Hochschulreport 2006

Wie lehrt man Kunst, Jonathan Meese?

 

 

Jonathan Meese, geboren 1970, studierte bei Franz Erhard Walther an der Hochschule für Bildende Künste Hamburg. Heute warnt er vor dem Studium. Er ist Deutschlands wichtigster Nicht-Lehrer.

Kann man Kunst lernen?
Kunst ist weder lernbar noch lehrbar. Kunst entspringt ihrem Instinkt. Die Wesen, die von der Lehrbarkeit der Kunst sprechen, sind entweder Mitläufer, Mittelmaß oder im besten Falle Diktatoren.

Warum lehren Sie nicht?
Ich kann nicht lehren, denn ich weiß nichts. Kunst ist ein großes Spiel, das sich selbst spielt, wie ein Traum, ein Abenteuer, eine Utopie, ein Wahn, ein Glück. Das Spiel benotet sich selbst, birgt sein eigenes Risiko, und kein Mensch kennt die Regeln (siehe Catcher in the rye, not living according to the rules). Die Diktatur der Kunst ist die Freiheit des Menschen. Man muß der Kunst freien Lauf lassen, menschliche Befindlichkeiten, Meinungen, Einschränkungen haben keinen Platz. Kunst ist das offenste Spiel, es läßt sich nichts erzwingen. Kunst ist das totale Geheimnis. Kunst herrscht, wo der Mensch seine Unwissenheit zugibt ... Staatliche Kunsthochschulen heute sind Zuchtanstalten der Mitläufer geworden. Es werden nur noch Kunstsoldaten ausgespuckt, ohne Rückgrat. Es herrscht totale Gehirnwäsche. Nur einer von tausend bricht aus, das ist zu wenig, also zynisch. Private Werkstätten im Namen von Alchemie und Respekt sind notwendig, in denen sich aus der Sache heraus Demut zur Kunst bildet. Die Grenze der Kunst ist die begrenzte Befindlichkeit des Menschen. Kunst ist Entsprungenes, aus der Scham, der Hilflosigkeit und der Verlegenheit. Der Mensch kann sich auf Kunst nichts einbilden, sie geschieht einfach. Kunst ist ihre eigene Weltanschauung.
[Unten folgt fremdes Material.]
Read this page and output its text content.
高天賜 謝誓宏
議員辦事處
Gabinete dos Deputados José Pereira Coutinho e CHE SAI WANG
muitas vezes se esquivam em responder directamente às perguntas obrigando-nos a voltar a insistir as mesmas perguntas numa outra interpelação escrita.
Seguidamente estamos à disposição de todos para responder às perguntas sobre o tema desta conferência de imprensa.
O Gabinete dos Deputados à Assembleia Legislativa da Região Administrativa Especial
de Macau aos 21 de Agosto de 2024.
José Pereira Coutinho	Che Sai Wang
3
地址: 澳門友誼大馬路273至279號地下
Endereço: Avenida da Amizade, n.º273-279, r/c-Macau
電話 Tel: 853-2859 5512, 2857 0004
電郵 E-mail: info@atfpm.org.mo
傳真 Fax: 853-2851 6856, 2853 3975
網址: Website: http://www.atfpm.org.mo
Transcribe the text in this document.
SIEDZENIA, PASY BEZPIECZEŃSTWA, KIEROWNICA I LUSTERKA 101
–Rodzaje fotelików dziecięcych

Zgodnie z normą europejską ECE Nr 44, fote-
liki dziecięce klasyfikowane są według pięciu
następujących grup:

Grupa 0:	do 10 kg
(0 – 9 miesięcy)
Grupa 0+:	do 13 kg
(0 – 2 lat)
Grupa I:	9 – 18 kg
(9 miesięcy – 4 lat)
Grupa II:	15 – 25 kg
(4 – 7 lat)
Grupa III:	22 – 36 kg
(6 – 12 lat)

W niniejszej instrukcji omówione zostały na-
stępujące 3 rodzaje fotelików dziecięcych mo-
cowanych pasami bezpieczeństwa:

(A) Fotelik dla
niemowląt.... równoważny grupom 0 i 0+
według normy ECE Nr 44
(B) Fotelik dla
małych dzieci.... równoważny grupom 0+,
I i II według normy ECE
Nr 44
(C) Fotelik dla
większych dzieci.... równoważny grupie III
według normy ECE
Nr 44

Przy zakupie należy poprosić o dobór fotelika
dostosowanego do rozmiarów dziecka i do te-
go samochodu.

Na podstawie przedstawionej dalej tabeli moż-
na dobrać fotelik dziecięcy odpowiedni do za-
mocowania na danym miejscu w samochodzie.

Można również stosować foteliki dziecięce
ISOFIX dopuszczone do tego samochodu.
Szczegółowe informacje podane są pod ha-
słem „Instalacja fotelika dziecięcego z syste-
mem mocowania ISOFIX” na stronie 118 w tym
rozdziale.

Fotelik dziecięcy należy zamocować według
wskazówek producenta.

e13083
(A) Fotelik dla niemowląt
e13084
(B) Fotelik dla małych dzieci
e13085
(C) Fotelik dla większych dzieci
Was ist der Vorteil des Nicht-Lehrens?
Der Nicht-Lehrer ist vogelfrei, also ein Phantom. Er ist und bleibt diffus, nebulös, statuslos und deshalb revolutionsfähig und gefährlich. Der Student wie auch der Professor sind in ihrem Status immer revolutionsunfähig. Sie können nur Dinge minimal verändern.
Sie sind Gefangene ihres Staats-Status, der sie unterdrückbar und unterdrückend macht. Das Nicht-Lehrende ist immer totale Demut der Sache gegenüber. Die Kunst ist frei, total, der Künstler hat es nicht zu sein, denn der Mensch ist nie frei. Das Nicht-Lehrende ist ungewiß, d.h. in sich selbst utopisch. Kunst ist ein hermetischer, radikaler, liebevollster, erzbedingter Traum. Die Odyssee der Kunst ist
ein Glücksspiel, das erhabenste, menschlichste Glücksspiel. An Kunsthochschulen heute kannst du nur gewinnen, und das ist das Grausame. Revolutionen sind ausdem Schutzbunker des Studententums unmöglich.

Was können Sie besser als Ihr Lehrer Franz Erhard Walther?
Ich kann nichts besser als Franz Erhard Walther, er war für mich das absolut Richtige zur richtigen Zeit.

Was raten Sie Absolventen?
Ich wünsche allen immer viel Glück und Humor in totaler Unabhängigkeit. Sehet von Euch und Euren Befindlichkeiten ab! Die Diktatur der Kunst lehrt sich selbst und bildet die nächste hermetische Groß- Revolution zum Glück. Kunst ist die totale Liebe.